Cyberpsychology explores the connections between modes of information and the management of the individual in the context of new technologies. Tracing historical and contemporary lines of argument, the text brings together psychologists and cultural theorists working in the spheres of technology and subjectivity to explore links between popular culture, technoscience, feminism, ethics and politics. Wide-ranging and provocative, each chapter engages with mainstream psychological research and critical social trends to explore issues such as the collapse of memory and creativity and the applications of virtual technologies to the lives of people with disabilities.
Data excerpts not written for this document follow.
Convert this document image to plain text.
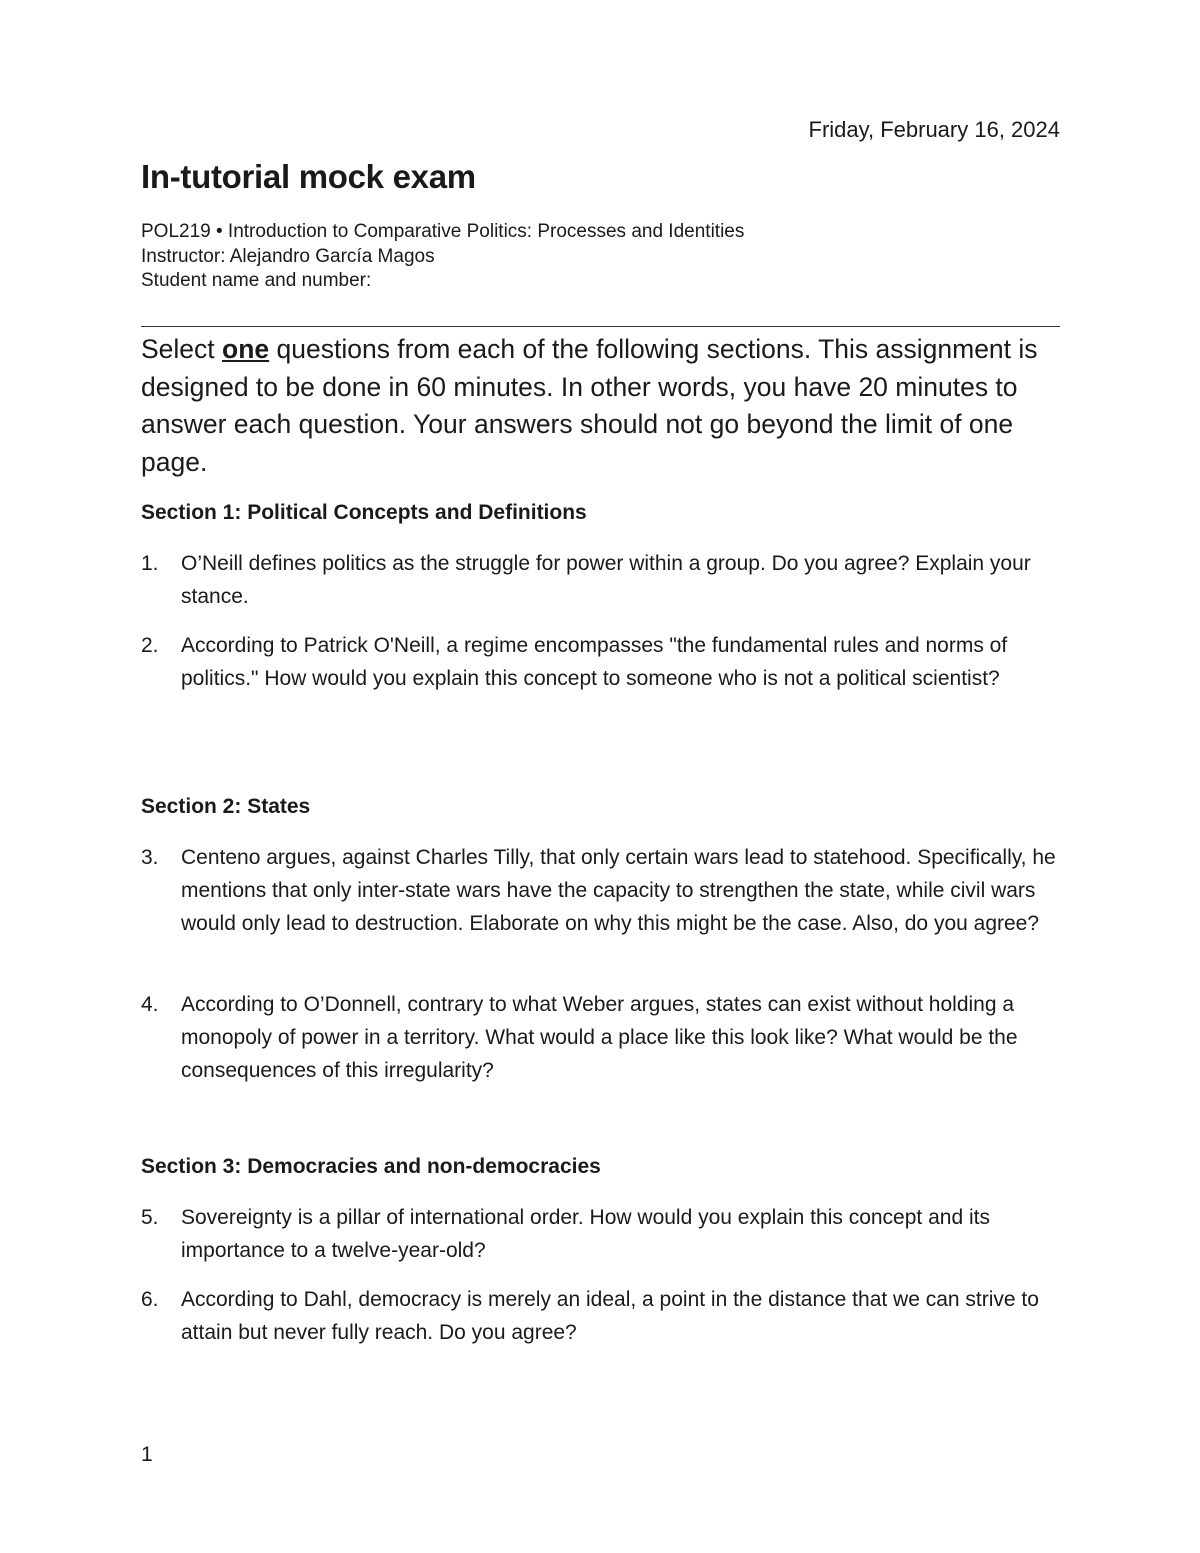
Friday, February 16, 2024
In-tutorial mock exam
POL219 • Introduction to Comparative Politics: Processes and Identities
Instructor: Alejandro García Magos
Student name and number:
Select one questions from each of the following sections. This assignment is designed to be done in 60 minutes. In other words, you have 20 minutes to answer each question. Your answers should not go beyond the limit of one page.
Section 1: Political Concepts and Definitions
1.	O’Neill defines politics as the struggle for power within a group. Do you agree? Explain your stance.
2.	According to Patrick O'Neill, a regime encompasses "the fundamental rules and norms of politics." How would you explain this concept to someone who is not a political scientist?
Section 2: States
3.	Centeno argues, against Charles Tilly, that only certain wars lead to statehood. Specifically, he mentions that only inter-state wars have the capacity to strengthen the state, while civil wars would only lead to destruction. Elaborate on why this might be the case. Also, do you agree?
4.	According to O’Donnell, contrary to what Weber argues, states can exist without holding a monopoly of power in a territory. What would a place like this look like? What would be the consequences of this irregularity?
Section 3: Democracies and non-democracies
5.	Sovereignty is a pillar of international order. How would you explain this concept and its importance to a twelve-year-old?
6.	According to Dahl, democracy is merely an ideal, a point in the distance that we can strive to attain but never fully reach. Do you agree?
1
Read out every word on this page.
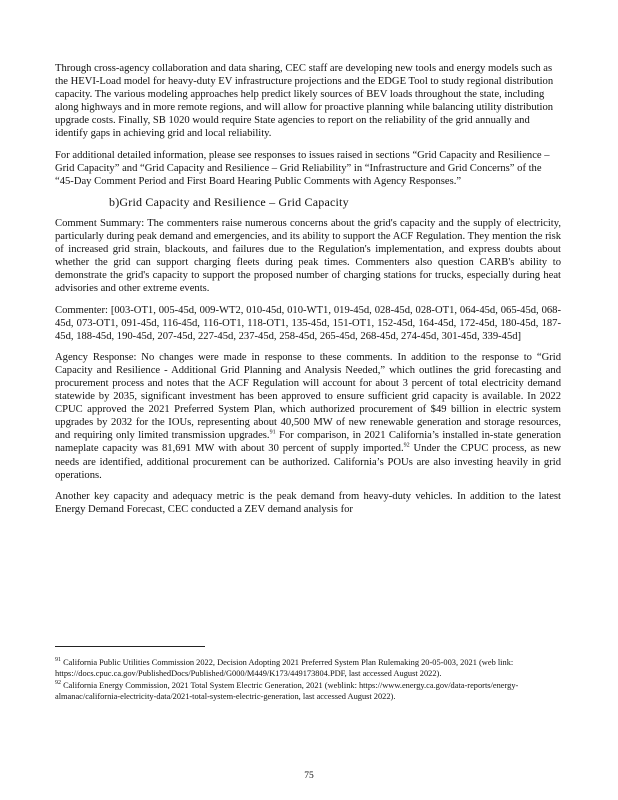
Through cross-agency collaboration and data sharing, CEC staff are developing new tools and energy models such as the HEVI-Load model for heavy-duty EV infrastructure projections and the EDGE Tool to study regional distribution capacity. The various modeling approaches help predict likely sources of BEV loads throughout the state, including along highways and in more remote regions, and will allow for proactive planning while balancing utility distribution upgrade costs. Finally, SB 1020 would require State agencies to report on the reliability of the grid annually and identify gaps in achieving grid and local reliability.

For additional detailed information, please see responses to issues raised in sections “Grid Capacity and Resilience – Grid Capacity” and “Grid Capacity and Resilience – Grid Reliability” in “Infrastructure and Grid Concerns” of the “45-Day Comment Period and First Board Hearing Public Comments with Agency Responses.”

b)Grid Capacity and Resilience – Grid Capacity

Comment Summary: The commenters raise numerous concerns about the grid's capacity and the supply of electricity, particularly during peak demand and emergencies, and its ability to support the ACF Regulation. They mention the risk of increased grid strain, blackouts, and failures due to the Regulation's implementation, and express doubts about whether the grid can support charging fleets during peak times. Commenters also question CARB's ability to demonstrate the grid's capacity to support the proposed number of charging stations for trucks, especially during heat advisories and other extreme events.

Commenter: [003-OT1, 005-45d, 009-WT2, 010-45d, 010-WT1, 019-45d, 028-45d, 028-OT1, 064-45d, 065-45d, 068-45d, 073-OT1, 091-45d, 116-45d, 116-OT1, 118-OT1, 135-45d, 151-OT1, 152-45d, 164-45d, 172-45d, 180-45d, 187-45d, 188-45d, 190-45d, 207-45d, 227-45d, 237-45d, 258-45d, 265-45d, 268-45d, 274-45d, 301-45d, 339-45d]

Agency Response: No changes were made in response to these comments. In addition to the response to “Grid Capacity and Resilience - Additional Grid Planning and Analysis Needed,” which outlines the grid forecasting and procurement process and notes that the ACF Regulation will account for about 3 percent of total electricity demand statewide by 2035, significant investment has been approved to ensure sufficient grid capacity is available. In 2022 CPUC approved the 2021 Preferred System Plan, which authorized procurement of $49 billion in electric system upgrades by 2032 for the IOUs, representing about 40,500 MW of new renewable generation and storage resources, and requiring only limited transmission upgrades.$^{91}$ For comparison, in 2021 California’s installed in-state generation nameplate capacity was 81,691 MW with about 30 percent of supply imported.$^{92}$ Under the CPUC process, as new needs are identified, additional procurement can be authorized. California’s POUs are also investing heavily in grid operations.

Another key capacity and adequacy metric is the peak demand from heavy-duty vehicles. In addition to the latest Energy Demand Forecast, CEC conducted a ZEV demand analysis for

$^{91}$ California Public Utilities Commission 2022, Decision Adopting 2021 Preferred System Plan Rulemaking 20-05-003, 2021 (web link: https://docs.cpuc.ca.gov/PublishedDocs/Published/G000/M449/K173/449173804.PDF, last accessed August 2022).
$^{92}$ California Energy Commission, 2021 Total System Electric Generation, 2021 (weblink: https://www.energy.ca.gov/data-reports/energy-almanac/california-electricity-data/2021-total-system-electric-generation, last accessed August 2022).
75
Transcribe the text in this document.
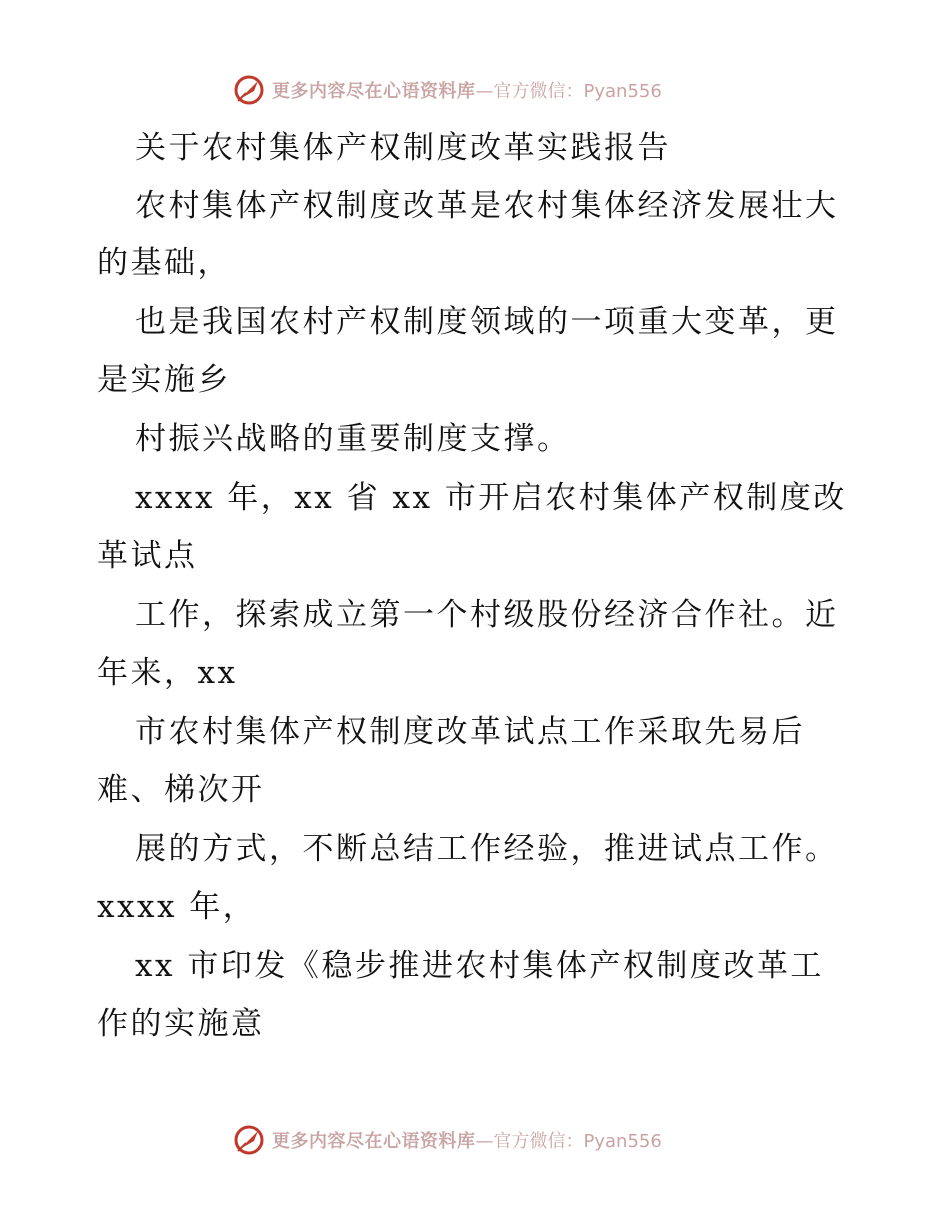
更多内容尽在心语资料库 —官方微信：Pyan556
关于农村集体产权制度改革实践报告
农村集体产权制度改革是农村集体经济发展壮大
的基础，
也是我国农村产权制度领域的一项重大变革，更
是实施乡
村振兴战略的重要制度支撑。
xxxx 年，xx 省 xx 市开启农村集体产权制度改
革试点
工作，探索成立第一个村级股份经济合作社。近
年来，xx
市农村集体产权制度改革试点工作采取先易后
难、梯次开
展的方式，不断总结工作经验，推进试点工作。
xxxx 年，
xx 市印发《稳步推进农村集体产权制度改革工
作的实施意
更多内容尽在心语资料库 —官方微信：Pyan556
It is essential reading for anyone interested in critical psychology and the developing communications media.

Editors and Affiliations

  • Department of Sociology IV at the Faculty of Political Sciences and Sociology, Universidad Complutense de Madrid, Spain

    Ángel J. Gordo-López

  • Discourse Unit, Bolton Institute, UK

    Ian Parker

About the editors

ANGEL JUAN GORDO LÓPEZ is Assistant Lecturer in the Department of Sociology IV at the Faculty of Political Sciences and Sociology, Universidad Complutense de Madrid. He is the author of The Psycho-Techno-Complex: Psychological Boundary Objects and Psychology, Discourse and Social Practice: From Regulation to Resistance with Alldred et al (1996) and has contributed to The Cyborg Handbook (1995).

IAN PARKER is Professor of Psychology at The Manchester Metropolitan University. He has written widely in the field of critical psychology; his most recent publication is Psychoanalytic Discourse in Western Society.